Tout dire en parlanjhe : Grigoere en petrasse

Ce texte est extrait de La Misére daus paesans au sujhét daus manjhours é daus aprentis manjhours de Francois Gusteau (1699-1761) qui fut curé de Champagné-les-Marais et de Doix (Marais poitevin). Denis et Lucas dans un dialogue satirique de 471 vers s’en prennent aux manjhours, c’est-à-dire à tous ceux qui pressurent les paysans comme nobles, agents du fisc, soldats, et même les écoliers pilleurs de jardins et de vergers (les aprentis manjhours). Dans cet extrait, Lucas raconte les démêlés de Grigoere avec un huissier venu saisir sa vache.

İn de çhés rouinours, dunt te véns de parlàe,
Vénghit in de çhés jhours, sen se faere priàe,
Den le petit carai dau foussai de la Mote,

Prenre de part le Ràe çhéle vache Calote
Que ll’achetit entour dau cabanàe Jhorjhét.
İ ne sé déjha pu ce qu’ol ét qu’a coutét.
Ni pu ni moén, la vache étét é béle é boune.

O ne fàut dunque poén, Denis, que te t’étounes
Si Grigoere fasit de sés pais, de sés méns,
Pr enpaechàe de manjhàe sun pauvre gagne-pén :
Le sérjhent fut batu, sa ruque fut pégnàie ;

Ll’avét en mile endréts sa face égrafignàie.
Mé le fut le pu fort, aedai de sun recors,
Qui sésissant d’abord la vache pr lés cors,
Li fésit in licou d’ine de sés jhartéres.

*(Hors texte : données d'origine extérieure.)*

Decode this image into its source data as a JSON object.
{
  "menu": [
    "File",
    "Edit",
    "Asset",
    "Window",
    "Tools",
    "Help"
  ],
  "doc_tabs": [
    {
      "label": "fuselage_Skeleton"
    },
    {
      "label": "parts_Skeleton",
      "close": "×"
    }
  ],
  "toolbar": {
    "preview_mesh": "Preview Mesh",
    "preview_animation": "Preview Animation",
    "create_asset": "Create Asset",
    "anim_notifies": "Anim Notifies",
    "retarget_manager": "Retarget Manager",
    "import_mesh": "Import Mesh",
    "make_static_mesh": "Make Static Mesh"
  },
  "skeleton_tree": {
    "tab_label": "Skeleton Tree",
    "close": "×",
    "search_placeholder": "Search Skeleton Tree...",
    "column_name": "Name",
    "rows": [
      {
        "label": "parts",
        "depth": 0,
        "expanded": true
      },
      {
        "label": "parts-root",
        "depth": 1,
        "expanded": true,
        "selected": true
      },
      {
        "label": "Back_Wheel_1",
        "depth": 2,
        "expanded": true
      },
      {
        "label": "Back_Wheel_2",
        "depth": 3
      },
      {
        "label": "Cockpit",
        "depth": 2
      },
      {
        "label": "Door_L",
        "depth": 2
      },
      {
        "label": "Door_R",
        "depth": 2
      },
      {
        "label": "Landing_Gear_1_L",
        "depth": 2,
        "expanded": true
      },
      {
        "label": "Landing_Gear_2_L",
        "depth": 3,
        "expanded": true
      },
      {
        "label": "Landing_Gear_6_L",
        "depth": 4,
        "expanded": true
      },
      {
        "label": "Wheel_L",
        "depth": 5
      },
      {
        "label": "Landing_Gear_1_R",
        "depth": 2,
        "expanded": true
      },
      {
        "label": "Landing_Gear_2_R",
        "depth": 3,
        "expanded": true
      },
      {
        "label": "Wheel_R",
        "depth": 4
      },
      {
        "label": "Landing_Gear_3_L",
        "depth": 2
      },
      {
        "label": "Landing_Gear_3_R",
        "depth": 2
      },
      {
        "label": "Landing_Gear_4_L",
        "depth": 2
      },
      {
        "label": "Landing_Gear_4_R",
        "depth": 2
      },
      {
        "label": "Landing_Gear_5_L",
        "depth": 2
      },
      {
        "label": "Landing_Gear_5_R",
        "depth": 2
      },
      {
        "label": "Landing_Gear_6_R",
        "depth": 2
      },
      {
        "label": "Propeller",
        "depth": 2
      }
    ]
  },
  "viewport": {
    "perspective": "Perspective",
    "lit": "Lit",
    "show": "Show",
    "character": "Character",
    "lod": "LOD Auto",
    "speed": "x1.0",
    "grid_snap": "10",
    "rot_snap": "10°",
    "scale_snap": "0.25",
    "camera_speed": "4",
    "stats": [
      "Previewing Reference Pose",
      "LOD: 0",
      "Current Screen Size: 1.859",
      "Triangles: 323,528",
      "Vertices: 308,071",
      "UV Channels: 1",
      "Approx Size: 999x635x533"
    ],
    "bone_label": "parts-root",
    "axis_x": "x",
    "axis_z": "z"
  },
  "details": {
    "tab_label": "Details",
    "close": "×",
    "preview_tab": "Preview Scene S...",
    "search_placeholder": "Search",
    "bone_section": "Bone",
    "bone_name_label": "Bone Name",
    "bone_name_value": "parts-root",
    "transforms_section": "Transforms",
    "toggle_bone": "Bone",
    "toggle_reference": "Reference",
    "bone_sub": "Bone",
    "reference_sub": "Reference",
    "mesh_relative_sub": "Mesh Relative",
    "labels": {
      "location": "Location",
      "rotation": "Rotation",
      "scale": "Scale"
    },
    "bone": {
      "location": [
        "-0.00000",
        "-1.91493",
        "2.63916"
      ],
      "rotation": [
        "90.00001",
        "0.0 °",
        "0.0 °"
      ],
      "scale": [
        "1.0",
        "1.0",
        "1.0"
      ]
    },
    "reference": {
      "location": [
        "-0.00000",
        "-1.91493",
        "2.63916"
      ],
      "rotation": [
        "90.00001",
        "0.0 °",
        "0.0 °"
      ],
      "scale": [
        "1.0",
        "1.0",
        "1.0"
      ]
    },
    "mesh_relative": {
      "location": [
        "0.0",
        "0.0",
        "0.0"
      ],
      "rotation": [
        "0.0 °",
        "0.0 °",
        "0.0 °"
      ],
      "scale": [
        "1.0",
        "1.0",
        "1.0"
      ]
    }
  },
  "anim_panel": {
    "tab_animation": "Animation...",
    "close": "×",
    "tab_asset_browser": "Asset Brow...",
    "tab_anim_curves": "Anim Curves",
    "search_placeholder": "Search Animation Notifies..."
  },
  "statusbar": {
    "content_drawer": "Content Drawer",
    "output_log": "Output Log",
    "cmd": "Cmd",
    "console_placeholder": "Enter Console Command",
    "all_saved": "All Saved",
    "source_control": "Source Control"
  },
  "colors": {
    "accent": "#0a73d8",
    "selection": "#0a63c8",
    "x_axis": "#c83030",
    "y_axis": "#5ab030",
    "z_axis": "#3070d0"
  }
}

O dame ! o fut içhi que Grigoere en colére
Dissit au grafinour, li dounant mile nums :
« Va, va, t’és pu chéti cent foes que lés démuns,
Voleùr de pauvres jhents, daus oumes le pu mablle.

İ ae dounai mile foes ma vache a touts lés diablles,
İ lés fasàe trenbllàe, tant fort i renacàe,
Jhamae, pr l’enlevàe, gn’ant fét le moéndre pas.
Mé, tàe, chéti coçhin, te n’as jha fét de ménme :

Sen étre demandai, pr boutràe cunbae t’aemes
A rouinàe lés jhents, te véns pr l’enmenàe.
Va, bélitre ! vaurén ! te dés remérciàe
Que t’és pu fort que màe, quar sen çheù ta carcasse

Sérvirét den lés chanps a chaçàe lés ajhaces.
İ hacheràe ta chaer en si petits morceas
Que le pu grous téndrét en le béc d’in osea ! »

François Gusteau, La Misére daus paesans, La Crèche, Geste éditions, 1999, p. 25-26.

vénghit : vint ; le Ràe : le roi ; entour dau cabanàe : auprès du « cabanier », fermier ; sés pais : ses pieds ; le sérjhent : l’huissier ; sa ruque : perruque ; sun recors : son agent ; lés cors : les cornes ; chéti : mauvais ; mablle : minable ; renacàe : renâclais ; gn’ant fét: ils n’ont fait ; pr boutràe : pour montrer ; lés ajhaces/yaces/gnaces : les pies ; in osea : un oiseau

Activités

1 Combien de personnages comporte ce récit ?

2 Quels mots nous indiquent où se déroule précisément l’histoire ?

3 Que signifient ici les mots sérjhent, recors ? Que signifient-ils aujourd’hui en français ?

4 Que signifie grafinour ? Cherchez dans le texte un mot de la même famille. L’étymologie de ces mots comme du français « orthographe » est le verbe grec graphein qui signifie « écrire ». Quels rapports de sens établissez-vous ?

5 Comment s’appellent en français et en poitevin-saintongeais les engins destinés à faire peur aux oiseaux ?

6 Le diablle o z-enporte ! (que le diable emporte cette chose !) est pris au sens propre dans certains contes. En connaissez-vous ? Vous pouvez en imaginer un.